Three Republicans crossed party lines to vote against the repeal
The US Senate has rejected a move to repeal parts of the ‘Obamacare’ health law, in what is being hailed as a serious setback to President Donald Trump.
Senator John McCain was among three Republicans, who joined with all Democrats to narrowly reject the key health care amendment.
The bill was rejected in a 49-to51 vote.
The defeat effectively ends the Republican Party's seven-year bid to overturn the 2010 Affordable Care Act.
GOP politicians made the decision to vote on a partial repeal of Barack Obama’s signature healthcare reform after failing to reach agreement on a more comprehensive alternative.
Following the vote, Senate Majority Leader Mitch McConnell said: "This is clearly a disappointing moment."
President Trump had made replacing Obamacare a key pledge in his successful campaign for the White House.
Responding to tonight's vote, he said the 51 senators who rejected the partial repeal had "let the American people down."
3 Republicans and 48 Democrats let the American people down. As I said from the beginning, let ObamaCare implode, then deal. Watch!— Donald J. Trump (@realDonaldTrump) July 28, 2017
Meanwhile, the Senate has also voted – almost unanimously – to slap new sanctions Russia – putting President Trump in a tough position by forcing him to take a hard line on Moscow or veto the legislation.

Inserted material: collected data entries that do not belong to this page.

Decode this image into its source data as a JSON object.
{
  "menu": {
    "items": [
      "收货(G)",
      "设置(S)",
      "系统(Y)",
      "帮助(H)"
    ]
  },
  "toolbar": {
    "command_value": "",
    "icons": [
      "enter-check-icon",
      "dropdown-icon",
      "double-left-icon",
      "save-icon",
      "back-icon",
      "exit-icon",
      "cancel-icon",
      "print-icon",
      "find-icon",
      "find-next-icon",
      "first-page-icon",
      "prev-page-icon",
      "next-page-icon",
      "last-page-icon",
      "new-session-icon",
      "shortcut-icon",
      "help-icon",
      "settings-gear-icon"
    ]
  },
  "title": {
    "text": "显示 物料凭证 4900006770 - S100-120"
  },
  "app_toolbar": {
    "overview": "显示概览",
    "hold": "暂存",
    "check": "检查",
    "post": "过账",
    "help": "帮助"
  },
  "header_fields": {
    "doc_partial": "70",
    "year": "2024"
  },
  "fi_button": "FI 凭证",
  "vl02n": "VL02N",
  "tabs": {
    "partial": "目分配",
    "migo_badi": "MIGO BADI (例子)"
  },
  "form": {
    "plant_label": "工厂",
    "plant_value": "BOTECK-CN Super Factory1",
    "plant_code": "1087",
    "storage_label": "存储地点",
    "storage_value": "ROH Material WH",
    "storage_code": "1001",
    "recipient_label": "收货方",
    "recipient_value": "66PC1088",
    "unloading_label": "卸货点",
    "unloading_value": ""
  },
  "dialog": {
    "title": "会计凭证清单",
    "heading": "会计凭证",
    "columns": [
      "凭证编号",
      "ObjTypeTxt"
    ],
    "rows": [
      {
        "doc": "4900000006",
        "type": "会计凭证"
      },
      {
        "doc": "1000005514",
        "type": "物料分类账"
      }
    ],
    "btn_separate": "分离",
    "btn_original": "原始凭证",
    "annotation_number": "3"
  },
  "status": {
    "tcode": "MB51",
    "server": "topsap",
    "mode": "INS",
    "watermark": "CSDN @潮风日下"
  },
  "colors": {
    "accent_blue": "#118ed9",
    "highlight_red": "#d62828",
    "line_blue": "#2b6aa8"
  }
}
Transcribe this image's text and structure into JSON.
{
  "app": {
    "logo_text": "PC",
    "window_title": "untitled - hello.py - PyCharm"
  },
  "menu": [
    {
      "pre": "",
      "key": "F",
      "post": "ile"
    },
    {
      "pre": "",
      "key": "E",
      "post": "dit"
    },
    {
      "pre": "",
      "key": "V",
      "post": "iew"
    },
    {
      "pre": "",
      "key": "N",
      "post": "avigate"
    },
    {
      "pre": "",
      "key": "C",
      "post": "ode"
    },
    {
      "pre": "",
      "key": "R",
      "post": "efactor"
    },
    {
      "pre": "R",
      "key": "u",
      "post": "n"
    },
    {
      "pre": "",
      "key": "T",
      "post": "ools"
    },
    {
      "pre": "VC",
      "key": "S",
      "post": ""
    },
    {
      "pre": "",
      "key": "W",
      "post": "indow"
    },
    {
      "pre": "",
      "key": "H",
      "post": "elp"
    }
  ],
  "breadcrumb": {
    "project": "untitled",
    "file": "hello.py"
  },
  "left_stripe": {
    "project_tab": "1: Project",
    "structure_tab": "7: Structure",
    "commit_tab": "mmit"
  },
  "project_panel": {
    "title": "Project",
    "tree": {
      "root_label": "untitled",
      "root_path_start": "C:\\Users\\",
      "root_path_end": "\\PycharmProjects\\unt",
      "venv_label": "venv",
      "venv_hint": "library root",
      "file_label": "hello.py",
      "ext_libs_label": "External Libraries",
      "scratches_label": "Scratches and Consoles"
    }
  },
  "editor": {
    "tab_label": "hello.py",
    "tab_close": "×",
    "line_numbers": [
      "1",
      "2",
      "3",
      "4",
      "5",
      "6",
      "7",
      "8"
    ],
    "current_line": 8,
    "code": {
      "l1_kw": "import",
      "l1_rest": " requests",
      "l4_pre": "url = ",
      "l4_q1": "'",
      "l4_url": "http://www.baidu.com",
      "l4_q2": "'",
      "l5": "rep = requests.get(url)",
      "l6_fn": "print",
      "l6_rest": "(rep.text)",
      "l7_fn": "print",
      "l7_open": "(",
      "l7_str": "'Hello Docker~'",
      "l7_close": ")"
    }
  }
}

The legislation all but dashes the president’s hopes for warmer ties with Moscow as his administration is dogged by congressional and special counsel investigations into Russian interference in the 2016 US presidential election.
Russian President Vladimir Putin – who has repeatedly denied the conclusions of US intelligence agencies that Moscow interfered using cyber warfare methods – has threatened retaliation against the legislation.
The Senate backed the bill, which also imposes sanctions on Iran and North Korea, by a margin of 98-2 with strong support from Mr Trump's fellow Republicans as well as Democrats.
The bill, which includes a provision that allows Congress to stop any effort by Mr Trump to ease existing sanctions on Russia, will now be sent to the White House for the President to sign into law or veto.
It is the first major foreign policy legislation approved by Congress under President Trump, who has struggled to advance his domestic agenda despite Republicans controlling the Senate and House of Representatives.
If the president chooses to veto it, the bill is expected to garner enough support in both chambers to override his veto and pass it into law.
The sanctions measure has already passed the House of Representatives by a vote of 419-3.
Republicans and Democrats have pushed for more sanctions partly as a response to the election allegations. Mr Trump denies any collusion between his campaign and Moscow.
Republican Senator John McCain, a leading congressional voice calling for a firm line against Russia, said before the vote: "The United States of America needs to send a strong message to Vladimir Putin and any other aggressor that we will not tolerate attacks on our democracy."
Mr Putin said Moscow would only decide on how to retaliate once it had seen the final text of the proposed law.
The 184-page bill seeks to hit Mr Putin and the oligarchs close to him by targeting Russian corruption, human rights abusers, and crucial sectors of the Russian economy, including weapons sales and energy exports.
The North Korea sanctions are intended to thwart Pyongyang's ambition for nuclear weapons by cutting off access to the cash the reclusive nation needs to follow through with its plans.
The package also imposes mandatory penalties on people involved in Iran's ballistic missile programme and anyone who does business with them.
The measure would apply terrorism sanctions to the country's Revolutionary Guards and enforce an arms embargo.